Nations is the author of Sensational Nightingales: The Story of Joseph “Jo Jo’ Wallace And the Early Days of the Sensational Nightingales, published by Black Scat Books in 2013.

Many of his manuscripts are housed in the Opal Louis Nations Collection in the Archives of African American Music and Culture at Indiana University in the United States.

The Opal Louis Nations Black Gospel Collection of musical recordings, books and photographs were donated to Baylor University in Waco, Texas on September 1, 2023 to become part of The Black Gospel Music Preservation Project.

Nations is a regular feature writer for the British magazine, Blues & Rhythm, with articles on blues and gospel artists such as Chick Willis, Wynona Carr, Johnny Heartsman, Linda Hopkins, The Staple Singers and Wings Over Jordan Choir.

== As subject ==
He is the co-producer and appears in the music documentary How They Got Over: Gospel Quartets and the Road to Rock and Roll directed by Robert Clem in 2013.

In 2013 Nations was extensively interviewed for the German television documentary Soul Power.

=== Radio ===
Nations hosted weekly R&B and world music shows on KPFA in Berkeley, California, United States for 14 years, and also hosted and did numerous appearances on KUSP in Santa Cruz, KPOO and KALW in San Francisco.

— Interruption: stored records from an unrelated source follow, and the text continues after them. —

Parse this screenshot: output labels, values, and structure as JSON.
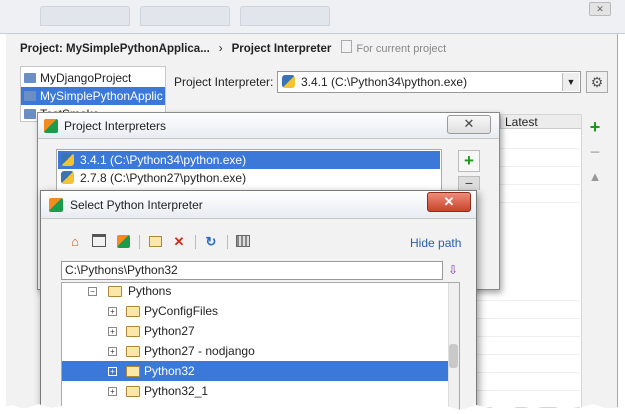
{
  "header": {
    "project": "Project: MySimplePythonApplica...",
    "separator": "›",
    "page": "Project Interpreter",
    "note": "For current project"
  },
  "projects": [
    {
      "label": "MyDjangoProject",
      "selected": false
    },
    {
      "label": "MySimplePythonApplic",
      "selected": true
    },
    {
      "label": "TestSmoke",
      "selected": false
    }
  ],
  "interpreter": {
    "label": "Project Interpreter:",
    "value": "3.4.1 (C:\\Python34\\python.exe)"
  },
  "packages": {
    "column_latest": "Latest"
  },
  "dialog_interpreters": {
    "title": "Project Interpreters",
    "items": [
      {
        "label": "3.4.1 (C:\\Python34\\python.exe)",
        "selected": true
      },
      {
        "label": "2.7.8 (C:\\Python27\\python.exe)",
        "selected": false
      }
    ],
    "add": "+",
    "remove": "−"
  },
  "dialog_select": {
    "title": "Select Python Interpreter",
    "hide_path": "Hide path",
    "path": "C:\\Pythons\\Python32",
    "tree": [
      {
        "label": "Pythons",
        "level": 1,
        "expanded": true,
        "selected": false
      },
      {
        "label": "PyConfigFiles",
        "level": 2,
        "expanded": false,
        "selected": false
      },
      {
        "label": "Python27",
        "level": 2,
        "expanded": false,
        "selected": false
      },
      {
        "label": "Python27 - nodjango",
        "level": 2,
        "expanded": false,
        "selected": false
      },
      {
        "label": "Python32",
        "level": 2,
        "expanded": false,
        "selected": true
      },
      {
        "label": "Python32_1",
        "level": 2,
        "expanded": false,
        "selected": false
      }
    ]
  },
  "icons": {
    "home": "home-icon",
    "desktop": "desktop-icon",
    "project": "pycharm-icon",
    "new_folder": "new-folder-icon",
    "delete": "delete-icon",
    "refresh": "refresh-icon",
    "show_hidden": "show-hidden-icon",
    "gear": "gear-icon"
  },
  "colors": {
    "selection": "#3b78d8",
    "link": "#2a5db0",
    "add_green": "#1a9a1a",
    "close_red": "#c9442b"
  }
}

=== Articles about Opal Louis Nations ===
- The Strange Case of Opal Nations by George Myers Jr. from The Collected Essays And Reviews, Lunchroom Press, 1982

- Veteran Producer Opal Nations’ Archivist Work by Lee Hildebrand – San Francisco Chronicle, August 28, 2008

- One-On-One: An Interview With Opal Louis Nations in Liner Notes issue 20, 2015-2016, Archives of African American Music And Culture, Indiana University

=== Awards and nominations ===
- In the 1970s, Nations was awarded The Pushcart Prize for his fiction, The U.S. Chinese Book of the Art of Sex, Parts 1 & 2.

== Personal life ==
Nations married Ellen Nations in 1970. They live in Oakland, California in the United States.